Maybe this rule could apply to other bodies?… Things got a little testy at the Austin Independent School District’s regular meeting Monday when Board President Gina Hinojosa decided to enforce a board policy that trustees had forgotten to use in the past. Board members now need a majority vote to remove items from the consent agenda, which means that items can no longer be pulled according to each individual’s whim. The new change did not sit well with District 6 Trustee Paul Saldaña, who often pulls things off the agenda for comment or separate motions. “The full board has not vetted or participated in a conversation (about the policy). We are forced into a position where we have to vote on something we don’t want or where we’d like to abstain,” he said, stating he wanted to abstain from voting on the consent agenda to “make a point.” Saldaña said the unenforced policy should have come to the AISD Policy Committee before it was enacted. However, Hinojosa stated she was trying to enforce the policy in a fair way, and board members would get a chance to debate it soon.

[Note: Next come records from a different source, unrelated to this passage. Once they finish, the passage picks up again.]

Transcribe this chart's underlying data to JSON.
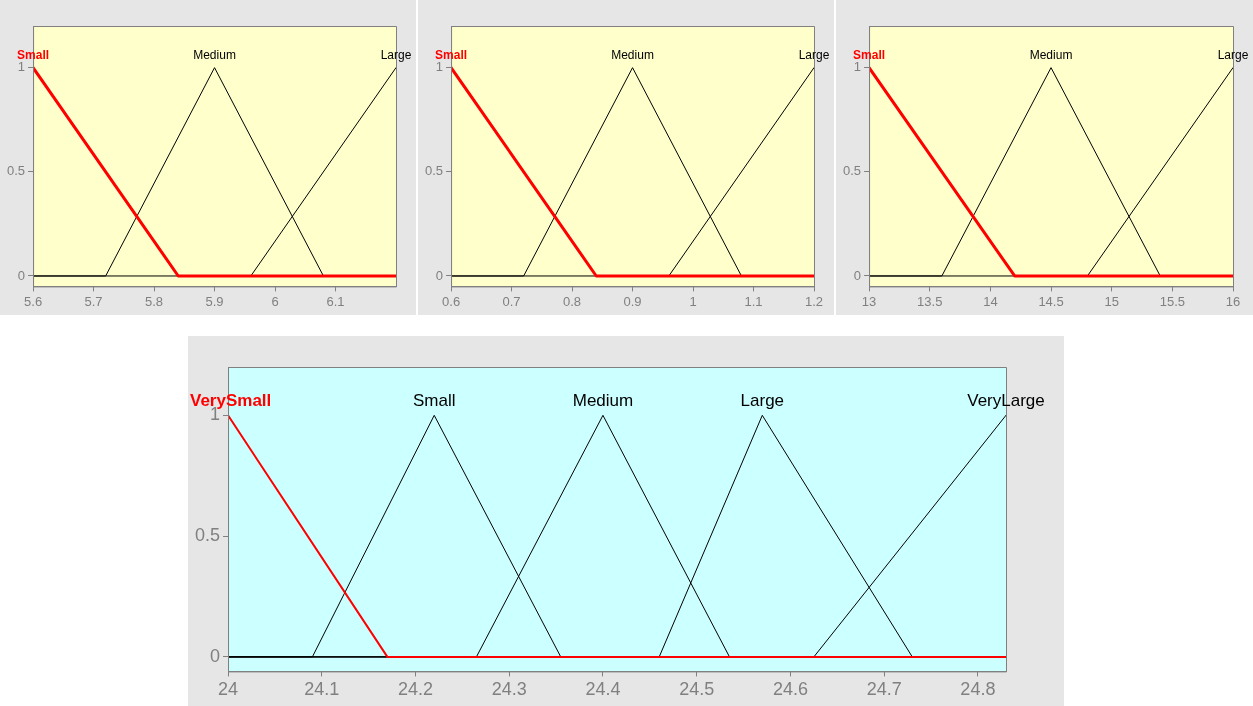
{
  "chart_data": [
    {
      "type": "line",
      "xlim": [
        5.6,
        6.2
      ],
      "xticks": [
        5.6,
        5.7,
        5.8,
        5.9,
        6,
        6.1
      ],
      "ylim": [
        -0.05,
        1.2
      ],
      "yticks": [
        0,
        0.5,
        1
      ],
      "grid": false,
      "legend": false,
      "marker": "none",
      "line_style": "solid",
      "series": [
        {
          "name": "Small",
          "color": "#ff0000",
          "x": [
            5.6,
            5.84,
            6.2
          ],
          "values": [
            1,
            0,
            0
          ]
        },
        {
          "name": "Medium",
          "color": "#000000",
          "x": [
            5.6,
            5.72,
            5.9,
            6.08,
            6.2
          ],
          "values": [
            0,
            0,
            1,
            0,
            0
          ]
        },
        {
          "name": "Large",
          "color": "#000000",
          "x": [
            5.6,
            5.96,
            6.2
          ],
          "values": [
            0,
            0,
            1
          ]
        }
      ]
    },
    {
      "type": "line",
      "xlim": [
        0.6,
        1.2
      ],
      "xticks": [
        0.6,
        0.7,
        0.8,
        0.9,
        1,
        1.1,
        1.2
      ],
      "ylim": [
        -0.05,
        1.2
      ],
      "yticks": [
        0,
        0.5,
        1
      ],
      "grid": false,
      "legend": false,
      "marker": "none",
      "line_style": "solid",
      "series": [
        {
          "name": "Small",
          "color": "#ff0000",
          "x": [
            0.6,
            0.84,
            1.2
          ],
          "values": [
            1,
            0,
            0
          ]
        },
        {
          "name": "Medium",
          "color": "#000000",
          "x": [
            0.6,
            0.72,
            0.9,
            1.08,
            1.2
          ],
          "values": [
            0,
            0,
            1,
            0,
            0
          ]
        },
        {
          "name": "Large",
          "color": "#000000",
          "x": [
            0.6,
            0.96,
            1.2
          ],
          "values": [
            0,
            0,
            1
          ]
        }
      ]
    },
    {
      "type": "line",
      "xlim": [
        13,
        16
      ],
      "xticks": [
        13,
        13.5,
        14,
        14.5,
        15,
        15.5,
        16
      ],
      "ylim": [
        -0.05,
        1.2
      ],
      "yticks": [
        0,
        0.5,
        1
      ],
      "grid": false,
      "legend": false,
      "marker": "none",
      "line_style": "solid",
      "series": [
        {
          "name": "Small",
          "color": "#ff0000",
          "x": [
            13,
            14.2,
            16
          ],
          "values": [
            1,
            0,
            0
          ]
        },
        {
          "name": "Medium",
          "color": "#000000",
          "x": [
            13,
            13.6,
            14.5,
            15.4,
            16
          ],
          "values": [
            0,
            0,
            1,
            0,
            0
          ]
        },
        {
          "name": "Large",
          "color": "#000000",
          "x": [
            13,
            14.8,
            16
          ],
          "values": [
            0,
            0,
            1
          ]
        }
      ]
    },
    {
      "type": "line",
      "xlim": [
        24,
        24.83
      ],
      "xticks": [
        24,
        24.1,
        24.2,
        24.3,
        24.4,
        24.5,
        24.6,
        24.7,
        24.8
      ],
      "ylim": [
        -0.06,
        1.2
      ],
      "yticks": [
        0,
        0.5,
        1
      ],
      "grid": false,
      "legend": false,
      "marker": "none",
      "line_style": "solid",
      "series": [
        {
          "name": "VerySmall",
          "color": "#ff0000",
          "x": [
            24,
            24.17,
            24.83
          ],
          "values": [
            1,
            0,
            0
          ]
        },
        {
          "name": "Small",
          "color": "#000000",
          "x": [
            24,
            24.09,
            24.22,
            24.355,
            24.83
          ],
          "values": [
            0,
            0,
            1,
            0,
            0
          ]
        },
        {
          "name": "Medium",
          "color": "#000000",
          "x": [
            24,
            24.265,
            24.4,
            24.535,
            24.83
          ],
          "values": [
            0,
            0,
            1,
            0,
            0
          ]
        },
        {
          "name": "Large",
          "color": "#000000",
          "x": [
            24,
            24.46,
            24.57,
            24.73,
            24.83
          ],
          "values": [
            0,
            0,
            1,
            0,
            0
          ]
        },
        {
          "name": "VeryLarge",
          "color": "#000000",
          "x": [
            24,
            24.625,
            24.83
          ],
          "values": [
            0,
            0,
            1
          ]
        }
      ]
    }
  ]
}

After some legal back-and-forth over whether board members could amend the consent agenda after items were already pulled from it under the policy, Saldaña eventually relented and threw in his vote for the consent agenda.

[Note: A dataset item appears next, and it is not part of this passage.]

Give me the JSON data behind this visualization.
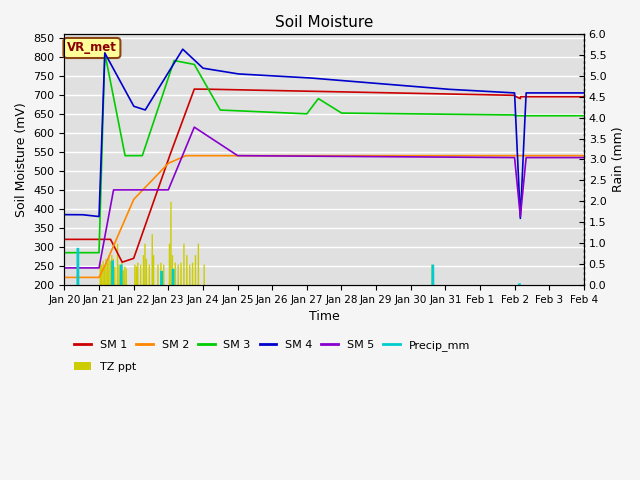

Noted… During discussion of proposed solar contracts, City Council Member Delia Garza had strong words for Austin Energy and the management of its Twitter account. “I received some information from my staff that Austin Energy had tweeted out on social media what I believe was a very inappropriate tweet. It was tweeting an editorial by the Austin American-Statesman weighing in on this agreement. And I think the charter is very clear on policy decisions, and that’s the Council’s responsibility. I’d like some kind of report from our city manager that makes me understand the policy that allows one of our city departments to use social media to forward a policy issue,” said Garza. “If there are members of Austin Energy that want to get involved with policy, depending on what district you live in, I believe you can file for office in April of next year.”

Word of the week… Last week, Mayor Steve Adler sent some Council members (and reporters) scrambling for their dictionaries when he posed a question about the “first tranche” of a proposal. Council Member Ora Houston said, “Some of us didn’t know what ‘tranche’ is, but we’ve looked it up.” We did, too: A “tranche” is a portion, usually used when talking about money.

This week’s Reporter’s Notebook was compiled from the notes of Tyler Whitson, Courtney Griffin and Elizabeth Pagano.